Request one SLURM task with the
addprocs()
method (see cluster-specific info above).Define the
estimate_pi()
function with the@everywhere
macro.Benchmark the serial version:
num_points = 10^9 num_jobs = 100 chunks = [num_points / num_jobs for i in 1:num_jobs] @btime mean(pmap(estimate_pi, $chunks))
Now add 7 more cores by repeating the
addprocs()
command and benchmark it again. Note that you need to redefineestimate_pi()
every time you add workers!Add another 8 workers and benchmark one final time.
Finally remove the workers to release the allocations.
Solution
Request 1 worker (core). Replace “PROJECT-ID” and “QOS” appropriately:
addprocs(SlurmManager(1), partition="cpu", t="00:5:00", A="PROJECT-ID", qos="QOS")
Then define the function on the worker:
using Distributed
@everywhere function estimate_pi(num_points)
hits = 0
for _ in 1:num_points
x, y = rand(), rand()
if x^2 + y^2 < 1.0
hits += 1
end
end
fraction = hits / num_points
return 4 * fraction
end
Run on all the cores and time it:
num_points = 10^9
num_jobs = 100
chunks = [num_points / num_jobs for i in 1:num_jobs]

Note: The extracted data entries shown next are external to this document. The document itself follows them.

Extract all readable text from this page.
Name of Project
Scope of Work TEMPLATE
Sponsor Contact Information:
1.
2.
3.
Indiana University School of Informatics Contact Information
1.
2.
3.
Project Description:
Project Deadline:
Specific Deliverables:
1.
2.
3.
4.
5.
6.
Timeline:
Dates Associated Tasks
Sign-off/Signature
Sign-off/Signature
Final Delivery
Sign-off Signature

@btime mean(pmap(estimate_pi, chunks))
Repeat the process with 7 more cores:
addprocs(SlurmManager(7), partition="cpu", t="00:5:00", A="PROJECT-ID", qos="QOS")
using Distributed
@everywhere function estimate_pi(num_points)
hits = 0
for _ in 1:num_points
x, y = rand(), rand()
if x^2 + y^2 < 1.0
hits += 1
end
end
fraction = hits / num_points
return 4 * fraction
end
@btime mean(pmap(estimate_pi, chunks))
The redo exact same thing with 8 more workers.
Run an MPI job
Take the MPI version of the estimate_pi()
code that we encountered in the MPI episode:
estimate_pi.jl
using MPI
MPI.Init()
comm = MPI.COMM_WORLD
rank = MPI.Comm_rank(comm)
size = MPI.Comm_size(comm)
function estimate_pi(num_points)
hits = 0
for _ in 1:num_points
x, y = rand(), rand()
if x^2 + y^2 < 1.0
hits += 1
end
end
fraction = hits / num_points
return 4 * fraction
end
function main()
t1 = time()
num_points = 10^9
# divide work evenly between ranks
my_points = floor(Int, num_points / size)
remainder = num_points % size
if rank < remainder
my_points += 1
end
# each rank computes pi for their points
pi = estimate_pi(my_points)
# sum up all estimates and average on root tank
pi_sum = MPI.Reduce(pi, +, comm, root=0)
if rank == 0
println("pi = $(pi_sum / size)")
end
t2 = time()
println("elapsed time = $(t2 - t1)")
end
main()
Use the following batch script to submit a Julia job to the queue (modify the SLURM options as needed):
#!/bin/bash -l
#SBATCH -A p200051
#SBATCH -t 00:10:00
#SBATCH -q short
#SBATCH -p cpu
#SBATCH -N 1
#SBATCH --ntasks-per-node=8
module load OpenMPI
module load Julia
n=$SLURM_NTASKS
srun -n $n julia estimate_pi.jl
Try running it with different number of nodes and/or cores. Does it scale well up to a full node?
Keypoints
Julia can usually be installed and configured without too much hassle on HPC systems.
ClusterManagers is a useful package for working interactively on a cluster through the Julia REPL.
For non-interactive work, Julia jobs can also be submitted through the scheduler.